4) HORAS EXTRAS - JORNADA 12X36 - INVALIDADE - PEDIDO SUBSIDIÁRIO DE APLICAÇÃO DA OJ DA SBDI-1 Nº 415 . Conforme já destacado no tópico antecedente, o TRT sublinhou a existência de uma grande volubilidade de regimes de trabalho diversos aos quais estava submetido o autor. Verificou, por amostragem, que houve labor nos dias 3, 4, 6, 8, 9, 10, 12, 14, 15, 16, 18, 19, 20, 22 e 24 de janeiro de 2012, não havendo nenhuma regularidade na prestação ou motivo justificado para as alterações. Agregando fundamentos àqueles declinados alhures, faz espécie que a reclamada discorra e reitere, de maneira nada desassossegada, que o autor não laborava apenas na jornada 12x36, mas, também, aleatoriamente submetido aos regimes 2x1, 4x2, 5x2, 12x12, 12x24, dentre outros. De fato, a empresa chega a dizer textualmente que o fato de o recorrido laborar 12 dias consecutivos não poderia invalidar o regime compensatório previsto na norma coletiva. Nesse contexto, resta saber qual seria exatamente o sistema por ela referido, dado o quadro fático delineado na decisão recorrida. De toda sorte, fica evidente a exsurgência do mais completo desprezo pela proteção à saúde física, mental e social do trabalhador, razão pela qual não existe nenhuma justificativa para a reforma da decisão recorrida, que chancelou a invalidade material do sistema de compensação. Desta feita, não há falar em violação dos artigos , XIII e XXVI, e , VI, da CF, 59 da CLT e 884 do CCB. A aplicação da Súmula/TST nº 444 não prescinde de que não haja extrapolação de horas extras ou labor em dias seguidos. As ementas apresentadas ao confronto de teses não cuidam das mesmas premissas fáticas delineadas na decisão recorrida. Óbice da Súmula/TST nº 296, no particular. A pretensão recursal relativa ao pagamento dos domingos e feriados em dobro na escala 12x36 não resiste à invalidade do regime. A jurisprudência desta Corte é uníssona na linha de que os termos da parte final do item IV da Súmula/TST nº 85 não se aplicam aos regimes especiais 12x36 e afins. Precedentes da SBDI-1 . Por fim, a decisão regional merece reparo apenas no tocante ao pedido de dedução de horas extras comprovadamente pagas no curso do contrato de trabalho, na forma da OJ da SBDI-1 nº 415. Recurso de revista conhecido por contrariedade à OJ da SBDI-1 nº 415 e provido .

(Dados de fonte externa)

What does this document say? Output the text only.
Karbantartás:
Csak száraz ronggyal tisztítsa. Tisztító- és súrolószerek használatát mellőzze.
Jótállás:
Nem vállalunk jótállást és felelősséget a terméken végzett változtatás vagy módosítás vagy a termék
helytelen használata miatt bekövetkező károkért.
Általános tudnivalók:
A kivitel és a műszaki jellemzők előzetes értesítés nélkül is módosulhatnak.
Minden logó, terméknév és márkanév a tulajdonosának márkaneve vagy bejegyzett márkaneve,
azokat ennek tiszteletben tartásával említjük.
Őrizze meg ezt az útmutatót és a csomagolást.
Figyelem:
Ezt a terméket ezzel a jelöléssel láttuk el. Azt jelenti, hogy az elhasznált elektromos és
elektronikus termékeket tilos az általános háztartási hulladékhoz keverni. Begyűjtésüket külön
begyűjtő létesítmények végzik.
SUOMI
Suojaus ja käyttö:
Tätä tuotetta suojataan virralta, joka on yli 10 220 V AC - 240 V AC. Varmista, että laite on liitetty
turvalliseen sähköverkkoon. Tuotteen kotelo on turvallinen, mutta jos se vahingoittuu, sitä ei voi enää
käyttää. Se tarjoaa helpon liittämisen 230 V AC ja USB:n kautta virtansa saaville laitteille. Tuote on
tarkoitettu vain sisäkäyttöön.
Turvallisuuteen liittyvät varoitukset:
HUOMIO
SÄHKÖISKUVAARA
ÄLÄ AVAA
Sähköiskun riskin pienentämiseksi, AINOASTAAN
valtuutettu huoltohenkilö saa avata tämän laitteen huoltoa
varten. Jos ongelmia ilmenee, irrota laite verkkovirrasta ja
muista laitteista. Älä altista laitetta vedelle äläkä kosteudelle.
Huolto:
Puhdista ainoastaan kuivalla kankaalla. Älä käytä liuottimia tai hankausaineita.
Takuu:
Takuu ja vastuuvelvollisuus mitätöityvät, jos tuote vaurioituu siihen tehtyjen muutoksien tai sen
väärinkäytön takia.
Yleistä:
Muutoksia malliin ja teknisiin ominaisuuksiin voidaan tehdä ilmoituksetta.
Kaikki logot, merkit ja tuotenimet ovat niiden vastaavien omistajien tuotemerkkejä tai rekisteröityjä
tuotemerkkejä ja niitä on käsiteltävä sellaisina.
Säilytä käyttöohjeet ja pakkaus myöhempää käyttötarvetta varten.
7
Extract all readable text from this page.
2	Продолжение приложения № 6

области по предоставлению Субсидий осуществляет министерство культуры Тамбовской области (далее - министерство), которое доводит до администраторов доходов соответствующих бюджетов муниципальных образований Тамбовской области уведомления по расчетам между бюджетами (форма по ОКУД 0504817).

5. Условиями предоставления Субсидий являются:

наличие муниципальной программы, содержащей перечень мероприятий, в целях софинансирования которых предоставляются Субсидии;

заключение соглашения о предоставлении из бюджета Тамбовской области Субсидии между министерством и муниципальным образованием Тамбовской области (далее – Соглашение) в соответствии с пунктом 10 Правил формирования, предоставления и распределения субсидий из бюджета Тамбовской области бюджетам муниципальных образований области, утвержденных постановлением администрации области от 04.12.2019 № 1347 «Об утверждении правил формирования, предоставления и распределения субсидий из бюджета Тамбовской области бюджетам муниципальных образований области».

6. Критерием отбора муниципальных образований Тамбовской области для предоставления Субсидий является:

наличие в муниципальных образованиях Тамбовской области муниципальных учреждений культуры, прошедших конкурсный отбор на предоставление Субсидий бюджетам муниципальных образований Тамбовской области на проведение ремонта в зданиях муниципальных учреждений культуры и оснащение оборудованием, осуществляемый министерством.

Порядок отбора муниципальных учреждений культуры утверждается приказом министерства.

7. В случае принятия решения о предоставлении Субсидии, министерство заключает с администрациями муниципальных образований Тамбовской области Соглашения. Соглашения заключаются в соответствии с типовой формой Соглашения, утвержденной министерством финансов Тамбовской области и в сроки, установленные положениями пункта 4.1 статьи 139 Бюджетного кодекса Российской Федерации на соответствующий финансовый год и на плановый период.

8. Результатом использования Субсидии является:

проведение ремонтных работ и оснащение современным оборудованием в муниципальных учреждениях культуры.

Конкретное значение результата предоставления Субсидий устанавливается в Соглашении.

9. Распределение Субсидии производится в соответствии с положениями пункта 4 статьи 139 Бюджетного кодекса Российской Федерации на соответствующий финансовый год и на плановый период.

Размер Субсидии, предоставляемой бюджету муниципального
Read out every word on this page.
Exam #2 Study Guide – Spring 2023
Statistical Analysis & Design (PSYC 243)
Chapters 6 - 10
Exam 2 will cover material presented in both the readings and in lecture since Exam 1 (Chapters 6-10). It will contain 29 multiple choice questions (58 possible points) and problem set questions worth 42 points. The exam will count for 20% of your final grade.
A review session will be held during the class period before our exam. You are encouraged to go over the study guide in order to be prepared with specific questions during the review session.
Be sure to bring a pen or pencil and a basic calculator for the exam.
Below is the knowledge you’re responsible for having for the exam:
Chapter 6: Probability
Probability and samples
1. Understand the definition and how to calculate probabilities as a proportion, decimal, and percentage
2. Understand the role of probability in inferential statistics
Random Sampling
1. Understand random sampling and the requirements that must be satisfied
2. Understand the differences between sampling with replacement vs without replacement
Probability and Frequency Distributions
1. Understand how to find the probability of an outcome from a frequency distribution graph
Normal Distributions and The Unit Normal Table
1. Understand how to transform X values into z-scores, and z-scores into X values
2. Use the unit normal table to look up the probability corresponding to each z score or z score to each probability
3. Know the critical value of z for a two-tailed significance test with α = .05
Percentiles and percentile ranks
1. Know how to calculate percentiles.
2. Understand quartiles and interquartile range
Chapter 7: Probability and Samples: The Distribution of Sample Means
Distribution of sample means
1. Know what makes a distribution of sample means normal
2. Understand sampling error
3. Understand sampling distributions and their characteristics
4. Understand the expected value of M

5) ADICIONAL NOTURNO - PRORROGAÇÃO DA JORNADA NOTURNA . O TRT registrou que o autor sempre trabalhou no turno da noite, na maioria das vezes das 19h às 7h. Nesse contexto, ao manter a condenação da reclamada ao pagamento do adicional noturno relativo às horas trabalhadas após as 5h, o Colegiado julgou em conformidade com a Súmula/TST nº 60, II, e com a OJ da SBDI-1 nº 388 . Precedentes da SBDI-1. Recurso de revista não conhecido .
6) HONORÁRIOS DE ADVOGADO . Conquanto o autor não se encontre patrocinado pelo sindicato de sua categoria profissional, o TRT manteve a sentença, que condenou a empresa ao pagamento dos honorários de advogado. O acórdão está em desconformidade com a iterativa, notória e atual jurisprudência desta Corte, consubstanciada no item I da Súmula/TST nº 219. Recurso de revista conhecido por contrariedade à Súmula/TST nº 219, I, e provido . CONCLUSÃO: Recurso de revista parcialmente conhecido e parcialmente provido .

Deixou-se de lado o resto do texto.